Un peu plus loin dans l’offre, il est aussi demandé que le candidat sache «appuyer le processus de dépistage de l’adversaire en profondeur par le partage d’information, de vidéo et de renseignements de mesures clés avec l’équipe technique.»
Cette offre d’emploi n’est plus disponible dans une simple recherche sur le site. On peut la retrouver avec une recherche par mots-clés.

Lombardi, pincé mardi à Saint-Étienne dans ce qui est maintenant surnommé «l’affaire du drone», est justement un analyste de performance depuis cinq ans au sein de l’organisme canadien.
Depuis 24 heures, plusieurs histoires de tricherie font surface dans le monde du ballon rond, tant du côté masculin que du côté féminin. Selon le journaliste Rick Westhead de TSN, l’espionnage est une pratique employée par les deux formations depuis «des années», selon des sources.
Dans une entrevue avec le collègue Kevin Dubé, John Limniatis disait que les usages de drone «sont des choses qui se font lors de pratiques de ton équipe.

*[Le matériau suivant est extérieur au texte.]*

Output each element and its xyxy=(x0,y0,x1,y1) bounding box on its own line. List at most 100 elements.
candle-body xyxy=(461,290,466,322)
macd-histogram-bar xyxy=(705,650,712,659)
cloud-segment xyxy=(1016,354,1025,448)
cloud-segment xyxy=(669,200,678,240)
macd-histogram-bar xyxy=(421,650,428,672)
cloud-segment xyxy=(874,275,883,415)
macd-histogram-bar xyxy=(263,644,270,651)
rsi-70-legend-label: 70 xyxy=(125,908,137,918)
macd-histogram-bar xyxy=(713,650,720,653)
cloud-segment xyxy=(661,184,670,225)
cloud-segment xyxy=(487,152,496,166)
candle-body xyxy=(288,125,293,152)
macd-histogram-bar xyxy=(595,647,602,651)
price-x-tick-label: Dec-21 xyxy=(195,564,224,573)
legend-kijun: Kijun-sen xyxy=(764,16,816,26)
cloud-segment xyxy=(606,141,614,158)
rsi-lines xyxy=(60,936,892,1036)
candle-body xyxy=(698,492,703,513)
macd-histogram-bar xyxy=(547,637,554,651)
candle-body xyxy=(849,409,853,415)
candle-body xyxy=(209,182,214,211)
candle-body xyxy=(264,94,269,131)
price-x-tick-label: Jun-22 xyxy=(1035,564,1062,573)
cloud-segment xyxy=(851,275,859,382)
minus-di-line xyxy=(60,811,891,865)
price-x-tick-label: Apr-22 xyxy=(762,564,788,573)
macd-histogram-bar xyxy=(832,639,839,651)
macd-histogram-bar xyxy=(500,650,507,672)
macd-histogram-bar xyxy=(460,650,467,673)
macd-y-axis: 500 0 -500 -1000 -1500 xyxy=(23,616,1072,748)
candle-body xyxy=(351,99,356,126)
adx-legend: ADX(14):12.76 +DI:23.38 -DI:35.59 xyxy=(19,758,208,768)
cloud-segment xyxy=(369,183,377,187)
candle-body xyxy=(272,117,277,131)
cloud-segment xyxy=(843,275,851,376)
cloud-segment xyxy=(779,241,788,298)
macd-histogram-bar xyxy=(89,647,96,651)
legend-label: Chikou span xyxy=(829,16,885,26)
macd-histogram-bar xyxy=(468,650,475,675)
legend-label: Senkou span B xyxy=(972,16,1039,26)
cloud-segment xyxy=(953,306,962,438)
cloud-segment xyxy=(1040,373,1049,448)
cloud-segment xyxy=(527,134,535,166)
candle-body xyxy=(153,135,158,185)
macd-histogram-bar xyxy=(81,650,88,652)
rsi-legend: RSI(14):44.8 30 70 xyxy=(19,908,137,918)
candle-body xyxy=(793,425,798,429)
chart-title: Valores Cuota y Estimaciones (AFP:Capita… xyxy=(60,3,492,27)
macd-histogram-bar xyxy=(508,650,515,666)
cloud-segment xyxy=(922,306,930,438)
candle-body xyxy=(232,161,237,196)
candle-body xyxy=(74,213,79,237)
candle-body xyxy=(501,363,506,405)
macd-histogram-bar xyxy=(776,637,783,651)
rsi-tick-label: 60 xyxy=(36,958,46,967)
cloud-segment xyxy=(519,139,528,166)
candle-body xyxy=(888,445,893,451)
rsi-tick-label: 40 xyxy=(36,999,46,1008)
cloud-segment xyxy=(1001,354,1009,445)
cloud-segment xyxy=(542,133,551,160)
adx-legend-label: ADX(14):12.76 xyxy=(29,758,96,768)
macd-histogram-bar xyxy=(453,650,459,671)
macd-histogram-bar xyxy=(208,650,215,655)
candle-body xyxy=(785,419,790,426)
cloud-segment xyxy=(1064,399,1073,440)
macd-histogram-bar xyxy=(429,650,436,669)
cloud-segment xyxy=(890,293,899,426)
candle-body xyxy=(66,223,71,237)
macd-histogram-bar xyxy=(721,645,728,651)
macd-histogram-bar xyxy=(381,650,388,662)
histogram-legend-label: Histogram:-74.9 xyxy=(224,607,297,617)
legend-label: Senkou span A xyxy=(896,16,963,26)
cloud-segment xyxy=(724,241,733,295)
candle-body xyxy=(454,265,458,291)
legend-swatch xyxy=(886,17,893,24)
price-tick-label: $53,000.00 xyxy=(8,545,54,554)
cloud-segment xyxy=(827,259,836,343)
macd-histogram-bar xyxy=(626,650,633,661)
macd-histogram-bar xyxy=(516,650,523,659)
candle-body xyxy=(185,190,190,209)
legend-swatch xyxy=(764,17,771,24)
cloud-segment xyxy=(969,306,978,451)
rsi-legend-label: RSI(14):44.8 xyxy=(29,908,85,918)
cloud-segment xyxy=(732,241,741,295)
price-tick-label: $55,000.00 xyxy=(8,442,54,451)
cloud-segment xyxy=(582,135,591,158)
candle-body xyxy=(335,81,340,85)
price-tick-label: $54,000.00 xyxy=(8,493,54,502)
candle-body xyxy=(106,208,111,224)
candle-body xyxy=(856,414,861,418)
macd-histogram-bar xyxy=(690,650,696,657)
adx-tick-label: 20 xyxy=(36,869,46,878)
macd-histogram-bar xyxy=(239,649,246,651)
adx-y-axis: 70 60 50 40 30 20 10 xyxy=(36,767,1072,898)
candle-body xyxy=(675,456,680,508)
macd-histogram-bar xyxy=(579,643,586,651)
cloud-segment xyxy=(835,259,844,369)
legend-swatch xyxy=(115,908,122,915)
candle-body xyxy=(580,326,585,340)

Tu utilises différentes façons d’avoir de l’information et avec un drone, tu peux avoir une vue d’ensemble.»
Rappelons que l’utilisation de l’équipement pour épier ses rivaux est interdite.
L’affaire ne s’arrêtera certainement pas là puisque ces nouvelles informations donnent des munitions additionnelles aux enquêtes du comité de discipline de la FIFA et de celui du CIO.